LINIKATA.COM, PATI – Kabar kurang menggembirakan menyertai keberangkatan jemaah haji asal Kabupaten Pati tahun 2026. Seorang calon jemaah haji asal Kecamatan Sukolilo terpaksa dipulangkan dan gagal berangkat ke Tanah Suci setelah didiagnosa mengidap hepatitis.
Kepala Sub Bagian Tata Usaha Kantor Kementerian Haji dan Umroh (Kemenhaj) Pati, Rahardian Yunianto, menjelaskan bahwa jemaah dari Kloter 52 tersebut sebenarnya sudah sampai di Asrama Haji Donohudan, Boyolali.

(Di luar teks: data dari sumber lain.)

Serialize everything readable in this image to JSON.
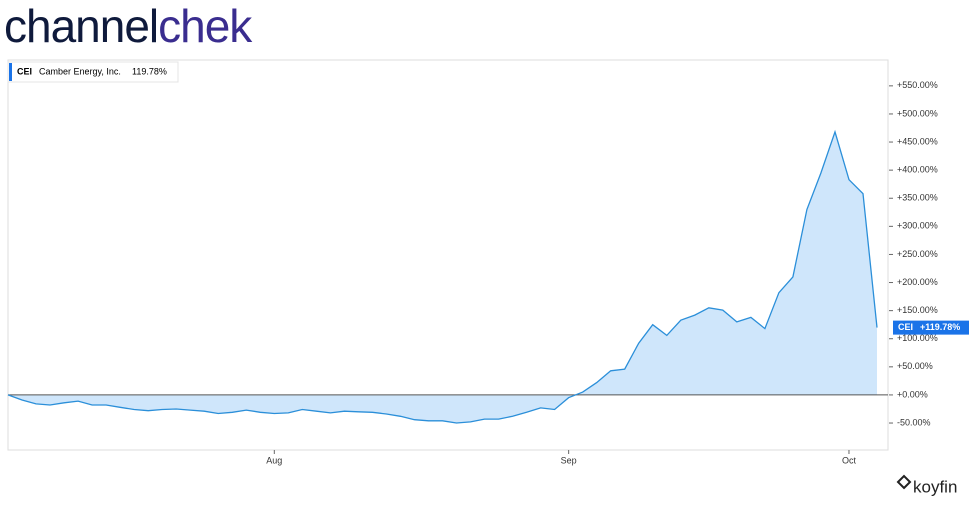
{
  "brand": {
    "part1": "channel",
    "part2": "chek"
  },
  "provider": "koyfin",
  "chart_data": {
    "type": "area",
    "legend": {
      "ticker": "CEI",
      "name": "Camber Energy, Inc.",
      "value_label": "119.78%"
    },
    "last_tag": {
      "ticker": "CEI",
      "value_label": "+119.78%"
    },
    "categories": [
      null,
      null,
      null,
      null,
      null,
      null,
      null,
      null,
      null,
      null,
      null,
      null,
      null,
      null,
      null,
      null,
      null,
      null,
      null,
      "Aug",
      null,
      null,
      null,
      null,
      null,
      null,
      null,
      null,
      null,
      null,
      null,
      null,
      null,
      null,
      null,
      null,
      null,
      null,
      null,
      null,
      "Sep",
      null,
      null,
      null,
      null,
      null,
      null,
      null,
      null,
      null,
      null,
      null,
      null,
      null,
      null,
      null,
      null,
      null,
      null,
      null,
      "Oct",
      null,
      null
    ],
    "series": [
      {
        "name": "CEI",
        "color": "#2b8fd9",
        "fill": "#cfe6fb",
        "values": [
          0,
          -9,
          -16,
          -18,
          -14,
          -11,
          -18,
          -18,
          -22,
          -26,
          -28,
          -26,
          -25,
          -27,
          -29,
          -33,
          -31,
          -27,
          -31,
          -33,
          -32,
          -26,
          -29,
          -32,
          -29,
          -30,
          -31,
          -34,
          -38,
          -44,
          -46,
          -46,
          -50,
          -48,
          -43,
          -43,
          -38,
          -31,
          -23,
          -26,
          -5,
          5,
          22,
          43,
          46,
          92,
          125,
          106,
          133,
          142,
          155,
          151,
          130,
          138,
          118,
          182,
          210,
          330,
          395,
          468,
          383,
          358,
          119.78
        ]
      }
    ],
    "ylim": [
      -98,
      596
    ],
    "yticks": [
      {
        "value": 550,
        "label": "+550.00%"
      },
      {
        "value": 500,
        "label": "+500.00%"
      },
      {
        "value": 450,
        "label": "+450.00%"
      },
      {
        "value": 400,
        "label": "+400.00%"
      },
      {
        "value": 350,
        "label": "+350.00%"
      },
      {
        "value": 300,
        "label": "+300.00%"
      },
      {
        "value": 250,
        "label": "+250.00%"
      },
      {
        "value": 200,
        "label": "+200.00%"
      },
      {
        "value": 150,
        "label": "+150.00%"
      },
      {
        "value": 100,
        "label": "+100.00%"
      },
      {
        "value": 50,
        "label": "+50.00%"
      },
      {
        "value": 0,
        "label": "+0.00%"
      },
      {
        "value": -50,
        "label": "-50.00%"
      }
    ]
  }
}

“Satu yang gagal berangkat karena faktor kesehatan, yakni terkena hepatitis. Hasil diagnosa tersebut keluar saat tes kesehatan lanjutan di Embarkasi Solo pada Jumat (8/5/2026) lalu,” ujar Dian kepada wartawan, Senin (11/5/2026).
Baca juga: Dari Beban Pundak ke Baitullah: Kisah Inspiratif Kuli Panggul Kudus yang Berangkat Haji
Gagal Terbang di Detik Terakhir
Jemaah tersebut awalnya dijadwalkan terbang ke Arab Saudi pada Sabtu (9/5/2026) sekitar pukul 09.20 WIB. Namun, karena status kesehatannya dinyatakan tidak istitoah (mampu), pihak embarkasi langsung memulangkannya ke kediaman di Pati.
“Langsung dipulangkan. Jika nanti berobat dan sembuh, yang bersangkutan bisa diberangkatkan tahun depan. Kami berharap proses pengobatannya berjalan lancar agar bisa berangkat pada musim haji berikutnya,” imbuh Dian.
Pati Terendah Angka Jemaah Gagal Berangkat
Meski ada satu jemaah yang batal berangkat, Kemenhaj Pati mencatat angka ini merupakan yang paling sedikit jika dibandingkan dengan daerah lain di Jawa Tengah yang rata-rata mencapai 6 hingga 7 jemaah.
“Tahun ini Kabupaten Pati termasuk yang paling sedikit gagal berangkat. Skrining kesehatan di tingkat daerah memang kami lakukan secara ketat sejak awal,” tuturnya.
Dengan batalnya satu orang tersebut, total jemaah haji asal Kabupaten Pati yang resmi diberangkatkan ke Tanah Suci berjumlah 1.274 orang dari total 1.275 yang sebelumnya dilepas di Pendapa Kabupaten Pati.
Baca juga: Tak Ada Yang Mustahil! Penjual Tempe di Pati Bisa Haji dari Nabung Rp10 Ribu Sehari
Distribusi Kloter Jemaah Pati
Secara keseluruhan, jemaah asal Kabupaten Pati tahun ini terbagi dalam enam kloter, yakni Kloter 43, 49, 50, 51, 52, dan Kloter 53. Selisih dari kuota awal sebanyak 1.293 jemaah disebabkan oleh berbagai faktor, mulai dari sakit sebelum keberangkatan hingga jemaah yang wafat.
“Kami berdoa agar seluruh jemaah yang berangkat diberikan kesehatan, keselamatan, dan kembali ke tanah air sebagai haji yang mabrur,” pungkasnya.